The issues of the district
Nisly, one of her two incumbent opponents in the upcoming election, approaches environmental protection differently.
He said the government shouldn’t get involved because it messes up too often. Individuals can figure it out, he said.
“Farmers realized that if they change their practices some, they keep that nutrition and the fertilizer in their fields. If it doesn’t run off, their fields are going to be more healthy, so they have been able to adopt those new practices without the government coming in and saying they have to adopt those practices,” Nisly said.
Moore’s husband, Stan, is the supervisor of Kosciusko County Soil and Water District. He said the state’s Republican leadership has not funded conservation very well. Indiana has the dirtiest waterways of any U.S. state, according to a recent report by the Environmental Integrity Project.
He quoted bishop and theologian Desmond Tutu.
“If you are neutral in situations of injustice, you have chosen the side of the oppressor. The Republican supermajority in the Statehouse is the oppressor,” Stan said.
He said his wife isn’t in politics for victories. She does it to uplift dissident voices.
“If nobody speaks out, they think they’re speaking for everybody … Not everybody agrees with what they’ve been doing,” Stan said. “It’s the moral thing to do—to oppose horrific policies and publicly do so.”
Stan said his wife sees political campaigning as a way to serve God’s children.
“I don’t know, maybe we read the Bible too much,” he said.
When the couple climbs inside their gator that’s decked out with political signs and drives in a small-town parade, Stan said his wife is in her element.
“She always carries some Indiana flags and some little American flags that she’ll pass out,” Stan said. “We’ll go past the local American Legion, and she’ll get out and pass them out. Sometimes they’ll stand and clap when we go by. To me, that is moving because normally a lot of veterans vote Republican.”
In Moore’s ideal world, humans would sustain themselves in a smarter and less ecologically detrimental way. She doesn’t want humans to resort to growing crops in an artificial dome.

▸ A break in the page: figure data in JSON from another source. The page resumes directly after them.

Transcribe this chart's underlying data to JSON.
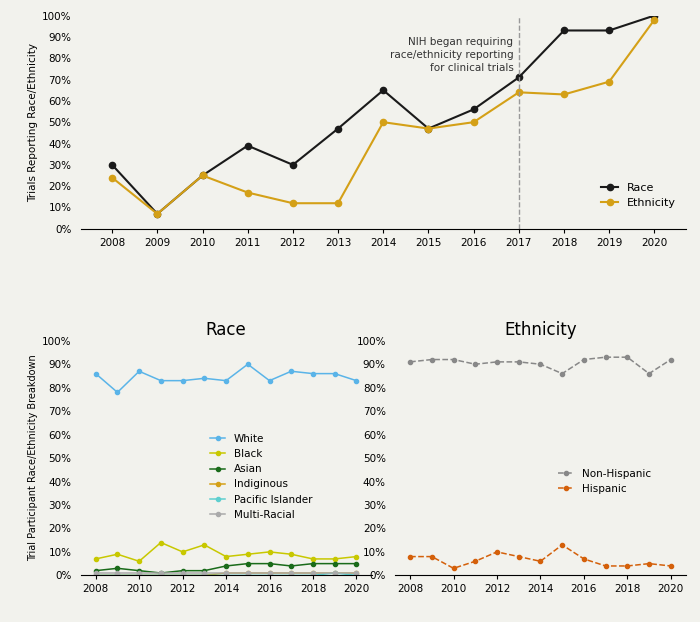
{
  "top_years": [
    2008,
    2009,
    2010,
    2011,
    2012,
    2013,
    2014,
    2015,
    2016,
    2017,
    2018,
    2019,
    2020
  ],
  "race_reporting": [
    30,
    7,
    25,
    39,
    30,
    47,
    65,
    47,
    56,
    71,
    93,
    93,
    100
  ],
  "ethnicity_reporting": [
    24,
    7,
    25,
    17,
    12,
    12,
    50,
    47,
    50,
    64,
    63,
    69,
    98
  ],
  "annotation_year": 2017,
  "annotation_text": "NIH began requiring\nrace/ethnicity reporting\nfor clinical trials",
  "bottom_years": [
    2008,
    2009,
    2010,
    2011,
    2012,
    2013,
    2014,
    2015,
    2016,
    2017,
    2018,
    2019,
    2020
  ],
  "white": [
    86,
    78,
    87,
    83,
    83,
    84,
    83,
    90,
    83,
    87,
    86,
    86,
    83
  ],
  "black": [
    7,
    9,
    6,
    14,
    10,
    13,
    8,
    9,
    10,
    9,
    7,
    7,
    8
  ],
  "asian": [
    2,
    3,
    2,
    1,
    2,
    2,
    4,
    5,
    5,
    4,
    5,
    5,
    5
  ],
  "indigenous": [
    0,
    0,
    0,
    0,
    0,
    0,
    1,
    1,
    1,
    1,
    1,
    1,
    1
  ],
  "pacific_islander": [
    0,
    0,
    0,
    0,
    0,
    0,
    0,
    0,
    0,
    0,
    0,
    1,
    0
  ],
  "multiracial": [
    1,
    1,
    1,
    1,
    1,
    1,
    1,
    1,
    1,
    1,
    1,
    1,
    1
  ],
  "non_hispanic": [
    91,
    92,
    92,
    90,
    91,
    91,
    90,
    86,
    92,
    93,
    93,
    86,
    92
  ],
  "hispanic": [
    8,
    8,
    3,
    6,
    10,
    8,
    6,
    13,
    7,
    4,
    4,
    5,
    4
  ],
  "top_ylabel": "Trials Reporting Race/Ethnicity",
  "bottom_ylabel": "Trial Participant Race/Ethnicity Breakdown",
  "race_title": "Race",
  "ethnicity_title": "Ethnicity",
  "color_race": "#1a1a1a",
  "color_ethnicity": "#d4a017",
  "color_white": "#5ab4e8",
  "color_black": "#c8c800",
  "color_asian": "#1a6b1a",
  "color_indigenous": "#d4a017",
  "color_pacific_islander": "#5ecfcf",
  "color_multiracial": "#aaaaaa",
  "color_non_hispanic": "#888888",
  "color_hispanic": "#d4600a",
  "background_color": "#f2f2ed"
}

She wants her grandchildren to be able to go outside in the future. She said that’s all she’s asking.
“That seems like a relatively minor goal, but that’s a huge goal we have to work for,” Moore said. “I don’t feel like I’m the radical left winger. I feel like I’m the sane, moral person standing up for these issues.”
Isaac Gleitz is a reporter for TheStatehouseFile.com, a news website powered by Franklin College journalism students.